The call on leaders to be more engaged, curious and present with their employees and teams has never been greater.
by Andrew Wojecki
November 5, 2021
Eighteen months since the beginning of the Coronavirus pandemic, and amid the undulating waves of the Delta variant, workers are asking more frequent existential questions about their lives, labor, capital and time. Creating significant challenges and headwinds for managers and supervisors in retaining critical talent and mitigating business impact with the countervailing forces of grief, burnout, productivity, disengagement, and worse, attrition across workforces.
As a leadership and performance coach, the executives I work with have been reflecting on the demands, constraints and pressures that have been placed across their industries, organizations, communities, families and selves. In my coaching work, leaders are reflecting on and expressing the volatility and uncertainty of both their professional career trajectories and the need to integrate with personal aspirations.
In sorting through varying stressors and issues, it is helpful in surfacing where the weight of emotional worries may reside, and how individuals’ mindsets and behaviors might be getting in the way. It has been asked whether this is the “great attrition” or the “great attraction.” I argue that in the post-pandemic economies, organizations that are considered more attractive are built by leaders who attract more talent than others. With the differentiating feature being those leaders are coaching their workers better than others.
I’ve created a simple framework, referred to as the 3Fs, which stands for Friction, Fear or Fiction. The post-pandemic context has exacerbated the collective introspection and reflection that workers are undergoing. At the forefront of employees’ minds are decisions regarding their life choices, health and well-being, relationships, careers and geography.
The framework is built around three core questions, which can help “unlock” and decouple the above existential themes and enable more transparent and collaborative discussions. Through coaching conversations, the 3Fs can prompt reflective dialogue linked to post-pandemic sentiment within organizations.
The Three Fs:
- Friction: What is getting in the way?
- Fear: What are you afraid of?
- Fiction: Which story are you telling that is no longer helpful?
Friction
Over time, there are things that get in the way in the workplace: policies, procedures, and expectations of behaviors, assumptions, mind sets and operating models. What may have been helpful before may have exceeded its use-by date. It’s helpful to articulate the sources of friction in both personal and professional contexts to identify where time and attention should be spent.
The simplicity in asking, “what is getting in the way” helps leaders and managers gain curiosity and insight from their employee’s perspective on key activating triggers or concerns that employees are bringing into the workplace and organization. This can benefit leaders and managers to focus on bringing greater clarity or insights into helping their employees work through decision-making and choices. If leaders and managers can work to reduce and remove the friction in organizational settings, the ability to sustain positive employee engagement can be enhanced.
Fear
Emotions often trigger and derail individual effectiveness. Individual fears are often lurking behind origins of imposter syndrome, self-critique and sentiment of low self-efficacy. “What are you afraid of” is a brave question for leaders to ask, given the potential breadth and depth of responses, but it’s one worth asking. As John Hagel III describes the difference between opportunity-based narratives and threat-based narratives — narratives driven by fear — “magnify our perception of risk, shorten our time horizons, cause us to fall into a zero-sum view of the world, and make it difficult for us to trust others.”
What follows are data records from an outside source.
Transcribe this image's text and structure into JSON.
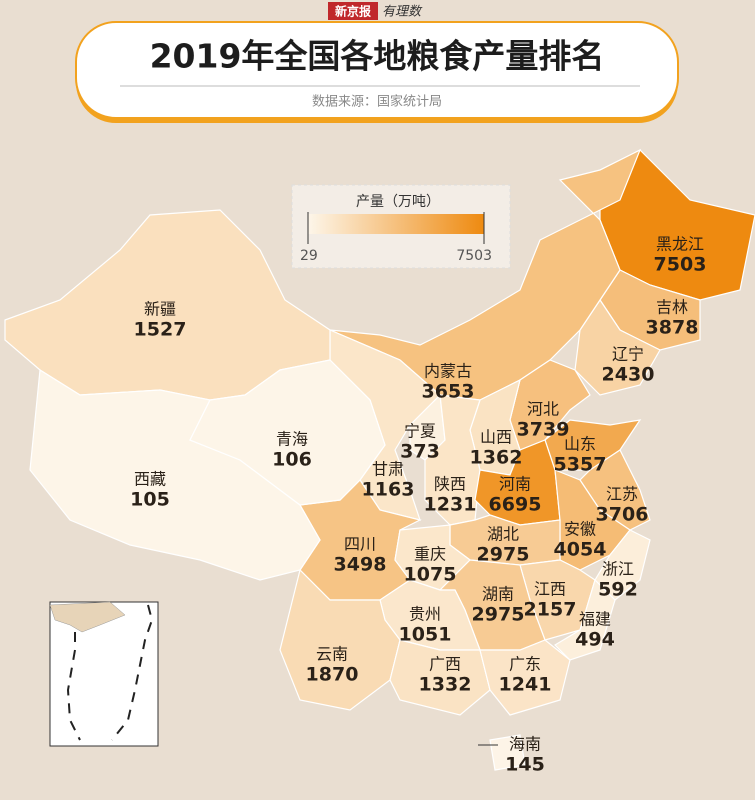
{
  "header": {
    "brand": "新京报",
    "brand_sub": "有理数",
    "title": "2019年全国各地粮食产量排名",
    "source": "数据来源：国家统计局"
  },
  "chart_data": {
    "type": "choropleth",
    "legend_title": "产量（万吨）",
    "range": [
      29,
      7503
    ],
    "color_min": "#fdf6ea",
    "color_max": "#ee8a10",
    "regions": [
      {
        "name": "黑龙江",
        "value": 7503
      },
      {
        "name": "吉林",
        "value": 3878
      },
      {
        "name": "辽宁",
        "value": 2430
      },
      {
        "name": "内蒙古",
        "value": 3653
      },
      {
        "name": "河北",
        "value": 3739
      },
      {
        "name": "宁夏",
        "value": 373
      },
      {
        "name": "山西",
        "value": 1362
      },
      {
        "name": "山东",
        "value": 5357
      },
      {
        "name": "甘肃",
        "value": 1163
      },
      {
        "name": "陕西",
        "value": 1231
      },
      {
        "name": "河南",
        "value": 6695
      },
      {
        "name": "江苏",
        "value": 3706
      },
      {
        "name": "安徽",
        "value": 4054
      },
      {
        "name": "湖北",
        "value": 2975
      },
      {
        "name": "四川",
        "value": 3498
      },
      {
        "name": "重庆",
        "value": 1075
      },
      {
        "name": "浙江",
        "value": 592
      },
      {
        "name": "江西",
        "value": 2157
      },
      {
        "name": "湖南",
        "value": 2975
      },
      {
        "name": "贵州",
        "value": 1051
      },
      {
        "name": "福建",
        "value": 494
      },
      {
        "name": "云南",
        "value": 1870
      },
      {
        "name": "广西",
        "value": 1332
      },
      {
        "name": "广东",
        "value": 1241
      },
      {
        "name": "海南",
        "value": 145
      },
      {
        "name": "新疆",
        "value": 1527
      },
      {
        "name": "西藏",
        "value": 105
      },
      {
        "name": "青海",
        "value": 106
      }
    ]
  }
}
Deeper and more introspective conversations are often avoided in the workplace. Returning to the office offers an opportunity for managers and leaders to more closely connect with staff through their own vulnerability and transparency. Openly discussing and identifying fears can be helpful in articulating the “elephants in the room” or simply externalizing emotions which are impacting decision making. In the context of the #the great resignation, openly discussing employees’ concerns relative to their career path, hybrid work environment, and long-term career outlook can be useful as employees process their fears.
Fiction
Stories and storytelling are what we use to understand the world and ourselves in it. As Jim Loehr writes, “Your life is the most important story you will ever tell, and you’re telling it right now, whether you know it or not.” In times of heightened uncertainty, the ability to check in with the stories people are telling themselves is an important way of showing care. In an environment where questions are still being asked around where and how work will get done, leaders engaging with the stories and perceptions employees are creating around their assumptions of the workplace and future of the business can be very helpful in providing clarity and alignment about what may or may not be different in the future and work to foster engagement and buy-in toward that future state.
Conclusion
The call on leaders to be more engaged, curious and present with their employees and teams has never been greater. Some would call this leading with head, heart and hands.
The call for leaders to be coaches is only increasing. Not only leading with their head, heart and hands, they also with their ears. They leverage listening and inquiry skills to ask more impactful questions to drive their curiosity and intent in developing their employees. As managers and leaders evaluate both the push/pull and demands on their time and allocation of focus, leaders will need to coach more.
Engaging with employees’ personal dimensions of life and wellbeing outside of work and aligning the organization’s strategy and purpose with employees’ narratives of belonging in the workplace will largely be experienced in the context of coaching conversations. The question is, how effective will those coaching conversations be?